- Candace Payne filmed herself in a moment of laughter.
- Starring: Candace Payne
- Release date: May 19, 2016;
- Running time: 4 minutes, 4 seconds
- Language: English

= Chewbacca Mask Lady =

2016 viral video

Chewbacca Mask Lady (also known as Chewbacca Mom) is a viral video featuring 37-year-old Texan mother Candace Payne filming herself heartily laughing while wearing a mask of Star Wars character Chewbacca. The video was posted to Facebook with the description "It's the simple joys in life...." on May 19, 2016.

==Reaction==
The video became so popular that Forbes reported that the mask sold out from every online retailer. In response, Kohl's, where the mask was purchased, gave Payne about $2,500 in gift cards, Star Wars toys and 10,000 reward points.

On May 23, 2016, the British television presenters Holly Willoughby and Phillip Schofield wore the masks on This Morning. On the same day, Payne appeared on Good Morning America, where Hasbro gave her more Star Wars toys. Later that day, musical comedy group The Gregory Brothers uploaded an autotuned remix of the video.

Payne appeared on The Late Late Show with James Corden with J. J. Abrams, and appeared on "The Star Wars Show" on the Star Wars YouTube channel on May 25, 2016. She received $7,500 for a Memorial Day weekend visit at Disney's Hollywood Studios, $2,000 to attend Fan Expo Dallas with Chewbacca actor Peter Mayhew, and $400,000 in scholarship money from Southeastern University, bringing the total value of her gift to more than $420,000 as of June 7, 2016.

On May 24, 2016, Facebook CEO Mark Zuckerberg invited Payne to visit the Facebook headquarters in California. As of that date, the video had amassed over 140 million views on Facebook and was the most viewed Facebook Live video of all time. The video also had over three million Facebook "reshares".

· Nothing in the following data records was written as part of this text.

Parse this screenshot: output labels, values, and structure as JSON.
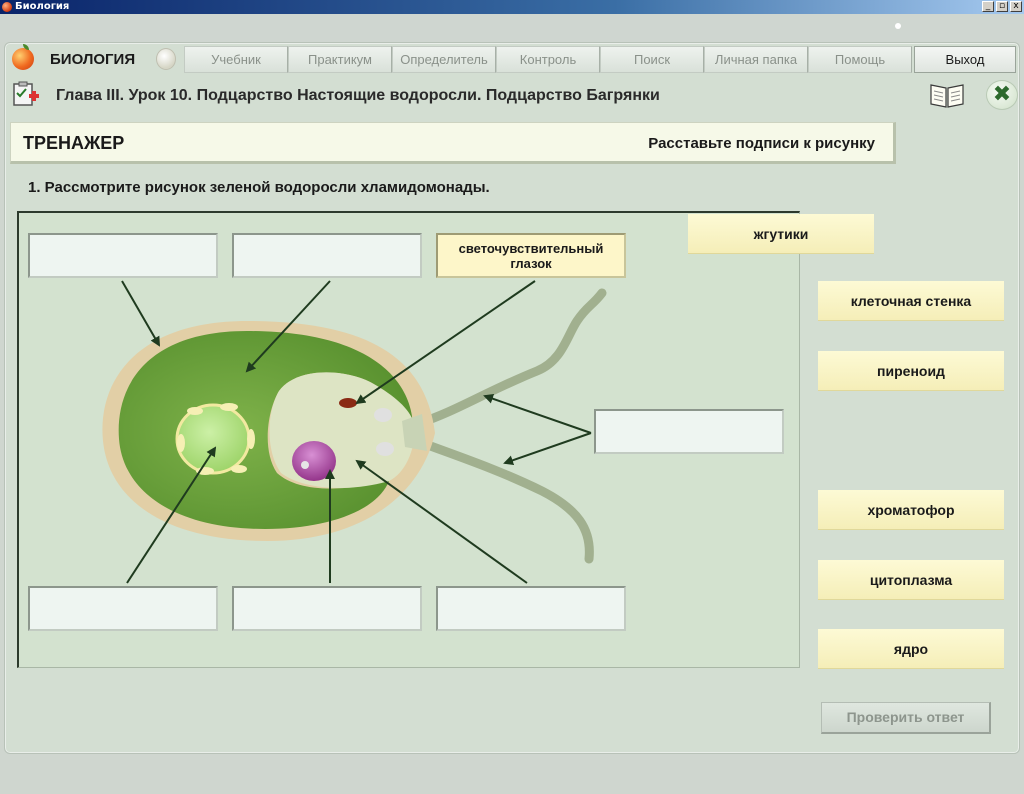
{
  "window": {
    "title": "Биология",
    "controls": {
      "minimize": "_",
      "restore": "▫",
      "close": "x"
    }
  },
  "nav": {
    "brand": "БИОЛОГИЯ",
    "items": [
      {
        "label": "Учебник"
      },
      {
        "label": "Практикум"
      },
      {
        "label": "Определитель"
      },
      {
        "label": "Контроль"
      },
      {
        "label": "Поиск"
      },
      {
        "label": "Личная папка"
      },
      {
        "label": "Помощь"
      },
      {
        "label": "Выход"
      }
    ]
  },
  "chapter": {
    "heading": "Глава III. Урок 10. Подцарство Настоящие водоросли. Подцарство Багрянки",
    "close_icon": "close-icon",
    "book_icon": "book-icon"
  },
  "trainer": {
    "title": "ТРЕНАЖЕР",
    "task": "Расставьте подписи к рисунку"
  },
  "question": "1. Рассмотрите рисунок зеленой водоросли хламидомонады.",
  "drop_boxes": [
    {
      "value": ""
    },
    {
      "value": ""
    },
    {
      "value": "светочувствительный глазок"
    },
    {
      "value": ""
    },
    {
      "value": ""
    },
    {
      "value": ""
    },
    {
      "value": ""
    }
  ],
  "labels": [
    {
      "text": "жгутики"
    },
    {
      "text": "клеточная стенка"
    },
    {
      "text": "пиреноид"
    },
    {
      "text": "хроматофор"
    },
    {
      "text": "цитоплазма"
    },
    {
      "text": "ядро"
    }
  ],
  "check_button": "Проверить ответ",
  "colors": {
    "panel_bg": "#d3e2cf",
    "chromatophore": "#6aa13a",
    "cell_wall": "#e2cfa6",
    "nucleus": "#a13a94",
    "chip_bg": "#f8f2c2"
  }
}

Payne visited Hasbro headquarters with her family on June 19 and was presented with a "Chewbacca Mom" action figure. The body looks like Chewbacca, but the head is a representation of Payne, including a removable Chewbacca mask; it also has 13 prerecorded phrases such as "That's not me making that noise, it's the mask," and "I am such a happy Chewbacca." Payne has since signed on as a video blogger with the television network TLC and written a book about her experience Laugh It Up!: Embrace Freedom and Experience Defiant Joy (2017). Payne is a graduate of Ouachita Baptist University.

==Other videos==
On July 9, 2016, Payne posted a video on Facebook of her cover of Michael Jackson's song "Heal the World" and dedicated it to the victims of the 2016 shooting of Dallas police officers, which happened days earlier in Dallas, near her home. This video, and the widespread perception that it represented a misunderstanding of or a distraction from important issues, was the likely origin of the term milkshake duck, according to the term's creator.

==In other media==
The video was parodied in the 2018 Disney animated film Ralph Breaks the Internet, the sequel to 2012's Wreck-It Ralph. In the film, before Ralph and Vanellope meet her and while determining which videos must be on BuzzzTube, Yesss and her assistant Maybe see a video entitled "Chewbacca Dad", to which Maybe explains to his boss that it is Chewbacca, but a dad rather than a mom, much to Yesss' annoyance.